Masalahnya, kita semua tahu jenis iklan seperti ini nggak efektif untuk pemilih pemula. Memperkenalkan politisi nggak hanya dengan pasang poster dan nampangin wajahnya di mana-mana tanpa tahu kinerja mereka apa, sepak terjang di dunia soial dan politiknya apa, dan prestasinya apa. Kita sebagai target market politik, adalah pemalas yang sebenarnya sedang diperjualbelikan untuk memilih.

Di level yang sangat akut, seorang politikus mengucapkan belasungkawa dengan nampangin wajahnya di samping orang yang meninggal. Bukannya terlihat raut dukacita, sang politikus narsis justru kelihatan jumawa. Jangan salahkan netizen kalau mereka bingung siapa yang meninggal, posternya memang misleading.

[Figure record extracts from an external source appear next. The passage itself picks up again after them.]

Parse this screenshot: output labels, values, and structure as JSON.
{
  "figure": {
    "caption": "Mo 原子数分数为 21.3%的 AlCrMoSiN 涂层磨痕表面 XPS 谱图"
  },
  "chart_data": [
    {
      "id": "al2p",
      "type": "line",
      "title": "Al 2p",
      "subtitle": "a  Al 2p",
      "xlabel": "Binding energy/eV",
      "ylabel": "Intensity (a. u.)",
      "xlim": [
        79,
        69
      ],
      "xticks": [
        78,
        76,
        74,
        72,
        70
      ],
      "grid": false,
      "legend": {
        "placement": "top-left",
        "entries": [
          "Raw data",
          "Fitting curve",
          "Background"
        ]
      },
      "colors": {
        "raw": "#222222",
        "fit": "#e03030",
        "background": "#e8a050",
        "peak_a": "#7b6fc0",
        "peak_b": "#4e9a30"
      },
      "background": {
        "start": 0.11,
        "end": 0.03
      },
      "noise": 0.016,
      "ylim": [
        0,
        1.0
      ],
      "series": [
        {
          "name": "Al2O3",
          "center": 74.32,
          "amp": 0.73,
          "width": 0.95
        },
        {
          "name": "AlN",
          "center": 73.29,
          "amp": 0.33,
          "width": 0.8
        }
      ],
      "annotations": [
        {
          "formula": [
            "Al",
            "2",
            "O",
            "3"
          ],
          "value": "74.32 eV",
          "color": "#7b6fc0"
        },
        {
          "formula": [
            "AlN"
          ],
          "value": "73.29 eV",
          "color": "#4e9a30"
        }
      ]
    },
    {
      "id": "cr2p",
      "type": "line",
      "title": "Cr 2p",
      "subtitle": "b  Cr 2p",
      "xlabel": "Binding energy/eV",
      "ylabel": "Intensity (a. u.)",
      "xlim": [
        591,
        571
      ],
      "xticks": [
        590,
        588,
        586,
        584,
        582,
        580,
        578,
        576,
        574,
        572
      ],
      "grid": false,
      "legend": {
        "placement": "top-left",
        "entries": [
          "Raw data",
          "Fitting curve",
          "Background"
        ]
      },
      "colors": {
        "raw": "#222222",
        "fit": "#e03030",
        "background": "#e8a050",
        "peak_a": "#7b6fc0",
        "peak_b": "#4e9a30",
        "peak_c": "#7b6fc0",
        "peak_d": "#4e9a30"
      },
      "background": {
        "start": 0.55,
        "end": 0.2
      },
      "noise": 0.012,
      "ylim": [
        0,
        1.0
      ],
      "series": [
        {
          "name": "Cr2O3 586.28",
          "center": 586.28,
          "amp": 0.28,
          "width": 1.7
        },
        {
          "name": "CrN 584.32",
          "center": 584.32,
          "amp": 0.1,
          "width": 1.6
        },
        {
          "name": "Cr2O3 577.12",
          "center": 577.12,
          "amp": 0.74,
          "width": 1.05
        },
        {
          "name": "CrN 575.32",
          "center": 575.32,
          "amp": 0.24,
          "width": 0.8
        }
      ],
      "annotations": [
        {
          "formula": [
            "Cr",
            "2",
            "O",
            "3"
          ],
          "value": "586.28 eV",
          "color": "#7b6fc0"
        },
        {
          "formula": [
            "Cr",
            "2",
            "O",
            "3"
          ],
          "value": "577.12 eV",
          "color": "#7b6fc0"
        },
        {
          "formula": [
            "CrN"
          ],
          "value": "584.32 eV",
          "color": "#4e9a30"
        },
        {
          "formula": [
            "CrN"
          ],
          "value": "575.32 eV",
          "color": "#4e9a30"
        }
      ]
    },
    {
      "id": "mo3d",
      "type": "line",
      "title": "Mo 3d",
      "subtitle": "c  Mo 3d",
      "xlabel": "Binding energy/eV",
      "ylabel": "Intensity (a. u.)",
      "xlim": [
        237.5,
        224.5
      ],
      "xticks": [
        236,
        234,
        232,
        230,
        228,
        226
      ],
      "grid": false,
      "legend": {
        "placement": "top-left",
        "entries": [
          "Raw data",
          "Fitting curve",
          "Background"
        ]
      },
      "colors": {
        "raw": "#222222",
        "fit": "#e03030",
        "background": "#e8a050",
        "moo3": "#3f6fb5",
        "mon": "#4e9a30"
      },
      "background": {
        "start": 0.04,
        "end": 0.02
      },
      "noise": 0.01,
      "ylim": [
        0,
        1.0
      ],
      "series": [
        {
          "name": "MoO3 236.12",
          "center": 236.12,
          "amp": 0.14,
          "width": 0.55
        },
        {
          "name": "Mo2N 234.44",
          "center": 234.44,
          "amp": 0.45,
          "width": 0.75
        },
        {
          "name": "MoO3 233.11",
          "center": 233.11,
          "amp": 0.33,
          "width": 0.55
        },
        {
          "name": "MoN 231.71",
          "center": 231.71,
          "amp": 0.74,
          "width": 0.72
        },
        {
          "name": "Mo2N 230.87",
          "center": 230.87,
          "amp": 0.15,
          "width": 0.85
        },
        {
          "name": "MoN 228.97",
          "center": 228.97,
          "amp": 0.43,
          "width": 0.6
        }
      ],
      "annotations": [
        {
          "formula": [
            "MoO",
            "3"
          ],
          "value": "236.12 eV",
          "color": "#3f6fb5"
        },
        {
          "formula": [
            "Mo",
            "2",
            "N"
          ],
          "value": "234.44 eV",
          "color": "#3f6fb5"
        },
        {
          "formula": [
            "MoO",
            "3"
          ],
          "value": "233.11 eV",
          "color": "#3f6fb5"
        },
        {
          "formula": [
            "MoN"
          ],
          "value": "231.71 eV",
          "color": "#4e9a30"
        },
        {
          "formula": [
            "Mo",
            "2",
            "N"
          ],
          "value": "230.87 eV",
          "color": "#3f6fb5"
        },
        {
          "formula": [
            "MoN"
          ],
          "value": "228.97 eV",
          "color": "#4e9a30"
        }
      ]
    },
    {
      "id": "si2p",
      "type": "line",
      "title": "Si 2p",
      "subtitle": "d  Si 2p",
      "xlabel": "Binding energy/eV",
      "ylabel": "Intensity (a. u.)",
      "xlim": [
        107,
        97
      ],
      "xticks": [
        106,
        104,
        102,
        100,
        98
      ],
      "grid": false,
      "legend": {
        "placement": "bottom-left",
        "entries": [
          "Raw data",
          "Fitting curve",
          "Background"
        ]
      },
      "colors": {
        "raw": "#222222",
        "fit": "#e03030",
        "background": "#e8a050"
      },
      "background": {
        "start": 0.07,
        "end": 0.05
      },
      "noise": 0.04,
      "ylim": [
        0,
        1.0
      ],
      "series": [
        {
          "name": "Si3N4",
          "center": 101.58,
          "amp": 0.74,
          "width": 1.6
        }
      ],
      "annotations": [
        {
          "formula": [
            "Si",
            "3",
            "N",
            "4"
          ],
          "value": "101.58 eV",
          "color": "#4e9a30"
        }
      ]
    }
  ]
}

Sudahlah saya nggak mau komentar soal EBI-nya karena saya nggak mau misuh. Yang jelas, bukan sebuah hal yang elok kalau ucapan belasungkawa saja dijadikan sebuah kendaraan politikus narsis yang wajahnya ingin kelihatan terus. Di luar itu semua, dukacita mendalam juga saya rasakan atas meninggalnya seorang aktor dan figur publik Ashraf Sinclair, semoga keluarga yang ditinggalkan diberi ketabahan.

Nggak cuma tentang meninggalnya Ashraf Sinclair dan menjelang Pemilu+Pilkada, btw. Ucapan dengan narsisme semacam ini juga banyak ditemukan pada perayaan hari besar. Kata-katanya sih, selamat menunaikan ibadah puasa, selamat Natal, selamat. Tapi… yang dipampangkan wajahnya adalah pejabat yang sebenarnya nggak populer-populer amat. Mengingat ini saya jadi ingin nyanyi lagunya Maudy Ayunda.

Untuk apa~

Sebenarnya ada sebutan khusus untuk menggambarkan fenomena politikus narsis yang bertebaran. Namanya adalah politik onani. Iya, kalian nggak salah baca. Memasang poster, baliho, dan spanduk dengan menyematkan wajah sendiri adalah upaya memuaskan politikusnya sendiri. Ini adalah turunan dari sifat narsistik yang dimiliki politikus di mana-mana.

Ada banyak hal yang melatarbelakangi tindakan politik onani, beberapa di antaranya adalah kekuasaan dan kebutuhan validasi dari orang banyak. Orang yang terbiasa dengan uang dan kekuasaan cenderung narsistik. Pokoknya menampakkan diri adalah kebutuhan. Nggak peduli orang lain, yang jelas diri sendiri puas menatap foto sendiri terpasang di baliho paling besar. Mantap!

Dibandingkan dengan meletakkan foto wajahnya di poster, mendingan politikus narsis belajar lebih jauh tentang personal branding dan guirella marketing. Beberapa orang yang sadar akan citra diri mereka yang perlu dijaga bahkan menyewa staf khusus untuk merumuskan langkah-langkah mempromosikan diri pada masyarakat.

Sementara guirella marketing akan banyak memberikan inspirasi bagi politikus dengan megiklankan dirinya secara berbeda sekaligus efektif. Intinya marketing yang nyeleneh tapi tapi tepat sasaran. Ini juga bisa dirumuskan dengan menyimpulkan beberapa riset staf personal branding.

Manajemen artis dan pejabat kelas atas mungkin sudah pakai staf khusus untuk merumuskan personal branding. Nggak perlu kaget, ilmu semacam ini bahkan secara spesifik dipelajari di jurusan Ilmu Komunikasi, bukan sekadar ilmu kira-kira.

Kesalahan Hasto Kristiyanto dalam mengucapkan belasungkawa saya rasa sudah jelas. Ketidakpantasan pasang fotonya sendiri, sampai kepikiran menyebarkan posternya di media sosial yang kebanyakan dihuni milenial dan gen Z adalah lampu hijau untuk diserang netizen.

BACA JUGA Jokowi Polah, Kaesang Pangarep yang Kena: Derita Anak Bungsu atau artikel lainnya di POJOKAN.